FRANKFURT - FRANKFURT/SID - Eintracht Frankfurt hat zum ersten Mal seit 18 Jahren wieder das DFB-Pokalfinale erreicht und darf von der Rückkehr auf Europas Fußball-Bühne träumen. Dank des Treffers von Ioannis Amanatidis (16.) besiegte die Eintracht gestern Abend vor 49 961 Zuschauern im eigenen Stadion Arminia Bielefeld mit 1:0 (1:0) und zog zum sechsten Mal ins Cup-Endspiel ein.
Dort trifft sie am 29. April in Berlin auf den Sieger des zweiten Semifinales zwischen Regionalligist FC St. Pauli und Titelverteidiger Bayern München. Setzt sich heute (20.30 Uhr) wie erwartet der designierte Champions-Liga-Starter FC Bayern durch, wären die gegen den Abstieg aus der Bundesliga kämpfenden Frankfurter für den Uefa-Cup-Wettbewerb qualifiziert.
„Ich war noch nicht in Berlin, von daher ist es mein größter sportlicher Erfolg. Jetzt drücken wir den Bayern die Daumen, weil wir dann auf jeden Fall international dabei sind“, meinte Torschütze Amanatidis nach der Partie. Dagegen gestand Arminias Keeper Mathias Hain selbstkritisch ein: „Wir wollten nach Berlin, haben aber nicht alles abrufen können. Eintracht Frankfurt hat verdient gewonnen.“
Drei Tage nach der 0:1-Niederlage in der Bundesliga nahmen die Hessen erfolgreich Revanche. Schon beim ersten Erfolg versprechenden Eintracht-Angriff umkurvte Amanatidis Torwart Hain und schoss von der Strafraumgrenze ein. Die Gäste, für die Gabriel (14.) kurz zuvor die erste Chance der Partie ungenutzt gelassen hatte, hätten postwendend den Ausgleich erzielen können, doch Vata traf mit einem 22-m-Schuss die Latte (18.). In der Folge verflachte die Partie: Die ersatzgeschwächten Hausherren kontrollierten das Spiel und wurden von den harmlosen Ostwestfalen kaum gefordert.
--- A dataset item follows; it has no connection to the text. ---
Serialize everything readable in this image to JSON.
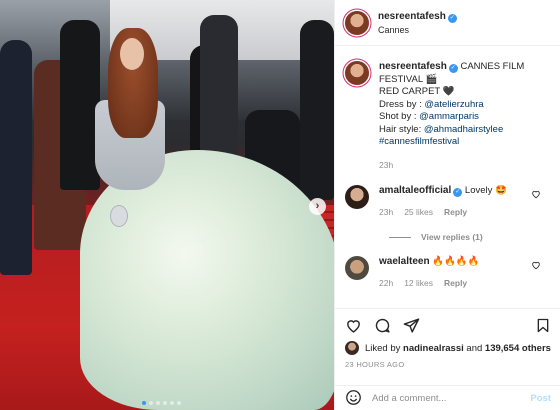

Zu einem Zwischenfall kam es, als ein Fan in der ersten Hälfte den Zaun zum Stadion-Innenraum überwinden konnte, danach allerdings in den Graben stürzte. Eintracht-Vorstandschef Heribert Bruchhagen bestätigte den Vorfall, teilte aber mit, dass sich der Zuschauer seiner Kenntnis nach nicht ernsthafter verletzt habe.